O que fazer aqui? A mesma alternativa se impõe: ou os casados aderem aos padrões de comportamento prescritos pela Bíblia, continuando casados, mesmo que o casamento seja informe e o cônjuge um psicopata, ou reconhecem que a Bíblia está errada (tanto neste caso como na defesa da condição superior do celibato face ao casamento.

No caso da ideologia do gênero, a Bíblia nem discorre sobre o assunto, apenas deixando claro que, quando da criação, a espécie humana foi criada em duas variedades: o sexo masculino e o sexo feminino. A maioria dos protestantes hoje (exceto no caso dos mais liberais) parece concordar com isso – e, portanto, não enfrenta grandes problemas para aderir ao padrão bíblico.
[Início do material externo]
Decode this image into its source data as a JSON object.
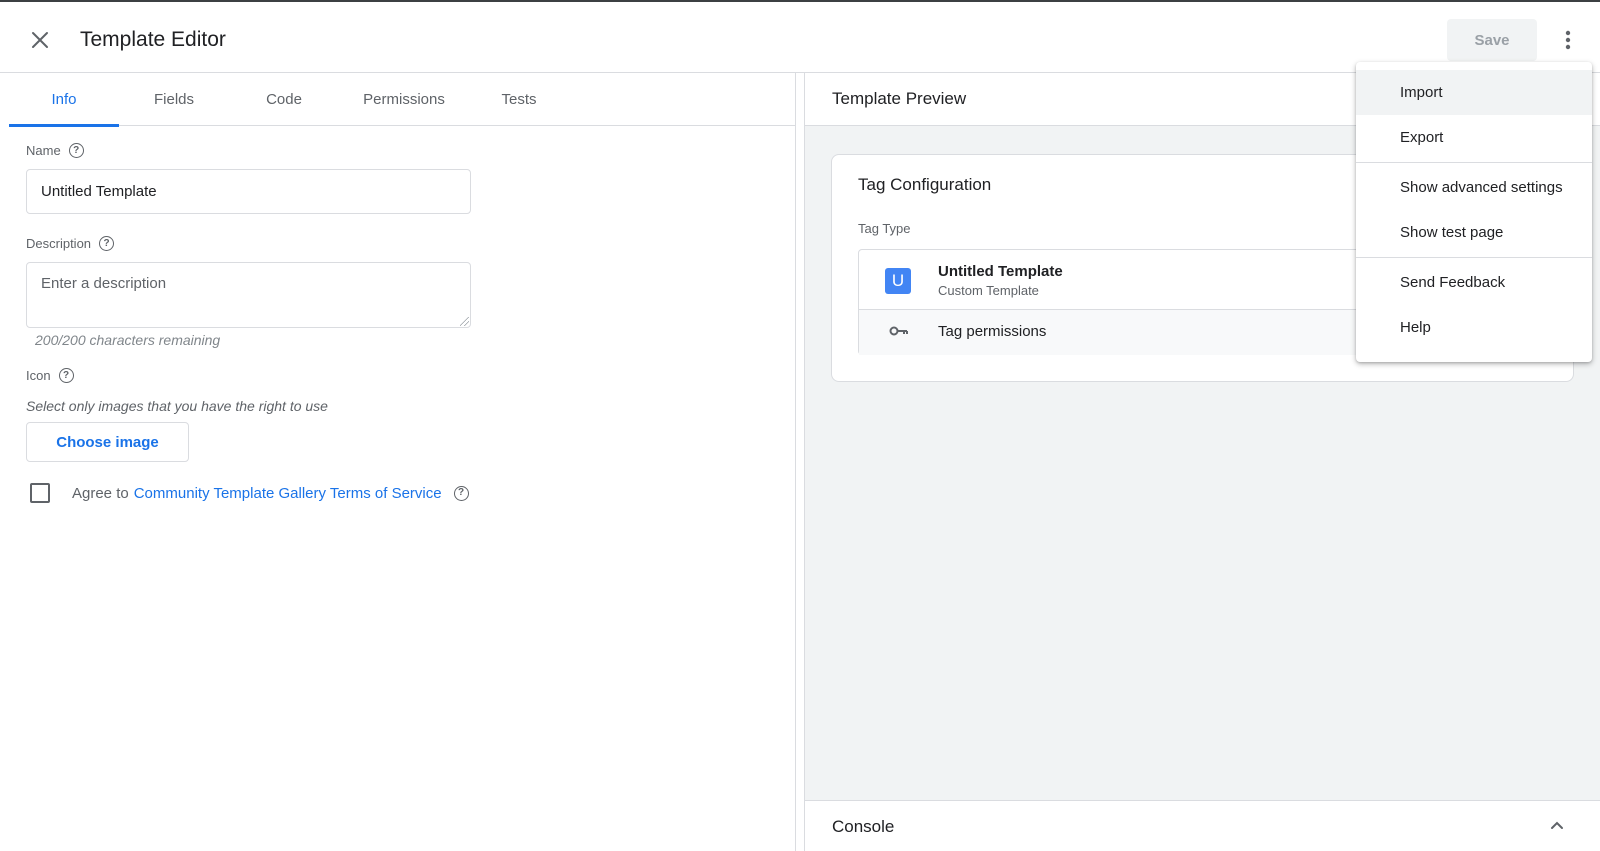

No tocante à questão do homossexualismo, a Bíblia é explicita, tanto no Velho como no Novo Testamento, em condenar o relacionamento sexual e afetivo entre pessoas do mesmo sexo. Novamente, aqui, os cristões aderem a esse ponto de vista ou são obrigados a reconhecer que a Bíblia está errada. Dentro dessa visão, é inadmissível que um cristão aprove o casamento ou a união civil entre pessoas do mesmo sexo. Mas, se aprovar, precisa repudiar a crença na inspiração divina da Bíblia e em sua inerrância e infalibilidade.
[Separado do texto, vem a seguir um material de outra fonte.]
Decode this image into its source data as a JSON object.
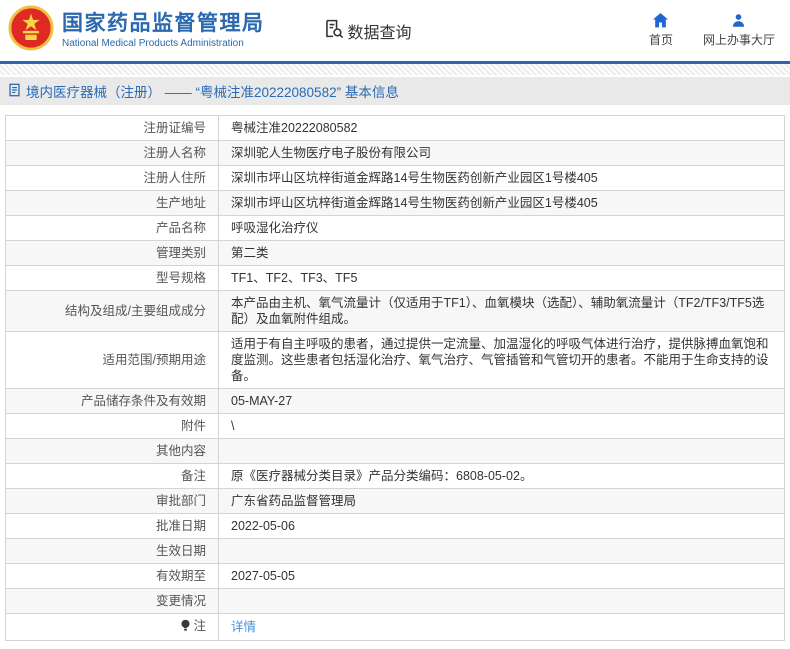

Por fim, a questão da família – na qual entre uma novidade. No Velho Testamento, a poligamia era admissível (na forma de um homem ter várias mulheres [poliginia], mas não na forma de uma mulher ter vários maridos [poliandria]). Mas no Novo Testamento, não. A posição oficial da Igreja Cristã é que a família é constituída por um homem, uma mulher e seus filhos – o homem sendo o chefe da sociedade conjugal. Qualquer coisa diferente disso (como, por exemplo, uma família de homossexuais ou uma família “poliamorosa”, composta de várias mulheres e vários homens) é condenável. Se algum cristão se vê desejoso de defender a legitimidade dessas famílias alternativas hoje muito badaladas, ele é obrigado a admitir que a Bíblia está errada.

É isso. Já discuti a maior parte dessas questões em sala de aula (presencial e virtual) e quase sempre o ambiente esquenta.